I've noticed this question several times on SO, but none of the answers seems to be applicable to a Python 3.6 version. As most cases when this is asked, I accidentally deleted my .py source file but I still have a .exe built with pyinstaller (passing only the --onefile and --icon arguments).
I managed to reach the following point:
- Ran pyinstxtractor.py on the .exe I mentioned above. This gave me a bunch of files including one with no extension which is actually the .pyc of the source file missing the magic number.

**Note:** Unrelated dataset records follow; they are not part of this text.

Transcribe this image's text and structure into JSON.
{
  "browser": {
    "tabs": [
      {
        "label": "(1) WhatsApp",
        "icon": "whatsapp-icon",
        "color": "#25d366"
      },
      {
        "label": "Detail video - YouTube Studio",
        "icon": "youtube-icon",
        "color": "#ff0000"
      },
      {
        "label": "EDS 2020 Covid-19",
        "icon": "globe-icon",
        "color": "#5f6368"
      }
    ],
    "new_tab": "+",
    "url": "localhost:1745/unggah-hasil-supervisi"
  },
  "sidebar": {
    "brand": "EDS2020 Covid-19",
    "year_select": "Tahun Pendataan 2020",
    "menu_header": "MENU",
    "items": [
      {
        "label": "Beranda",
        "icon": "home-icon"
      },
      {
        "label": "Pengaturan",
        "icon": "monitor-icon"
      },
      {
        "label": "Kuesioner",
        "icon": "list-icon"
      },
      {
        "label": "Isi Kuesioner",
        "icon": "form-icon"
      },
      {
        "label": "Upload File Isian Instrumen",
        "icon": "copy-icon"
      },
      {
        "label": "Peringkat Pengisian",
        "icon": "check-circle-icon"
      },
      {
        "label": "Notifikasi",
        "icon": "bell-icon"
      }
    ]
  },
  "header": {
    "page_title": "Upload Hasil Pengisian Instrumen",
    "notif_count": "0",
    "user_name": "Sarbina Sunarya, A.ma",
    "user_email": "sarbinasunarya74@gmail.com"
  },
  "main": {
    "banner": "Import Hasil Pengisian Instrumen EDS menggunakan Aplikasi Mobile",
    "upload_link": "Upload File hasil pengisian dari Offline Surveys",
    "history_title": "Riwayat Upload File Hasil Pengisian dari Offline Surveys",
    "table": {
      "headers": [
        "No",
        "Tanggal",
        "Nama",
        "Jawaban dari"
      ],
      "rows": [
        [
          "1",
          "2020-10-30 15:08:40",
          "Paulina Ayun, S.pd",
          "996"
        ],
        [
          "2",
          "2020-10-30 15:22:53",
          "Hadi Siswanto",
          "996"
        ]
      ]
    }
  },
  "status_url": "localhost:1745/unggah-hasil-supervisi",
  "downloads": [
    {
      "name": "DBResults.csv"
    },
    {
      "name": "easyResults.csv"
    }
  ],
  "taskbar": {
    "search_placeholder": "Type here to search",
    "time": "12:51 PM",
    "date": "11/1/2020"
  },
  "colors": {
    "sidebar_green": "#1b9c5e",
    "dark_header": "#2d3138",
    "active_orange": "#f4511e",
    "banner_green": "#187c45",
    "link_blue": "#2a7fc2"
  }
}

- Renamed the file with no extension in order to have the .pyc extension
- Used a hex editor to append the magic number to the .pyc file, using the header from another .pyc file (used
__future__
for this example). It looks like this. - Ran uncompyle6 on the .pyc file that now has the correct magic number, but the operations fails as seen here. Some of the code is retrieved(about 15%) but this important part is just obfuscated byte-code.
Any other tools I managed to come across do not work on Python 3.6 such as Easy Python Decompiler, unpyclib, pyREtic.
I did not manage to use pycdc/Decompyle++ or Maynard as I don't understand how they work, but they still don't seem to support 3.6.
Anything else I might try?
PS: My OS is Win7 and I did try file recovery software and system rollbacks, none of which worked.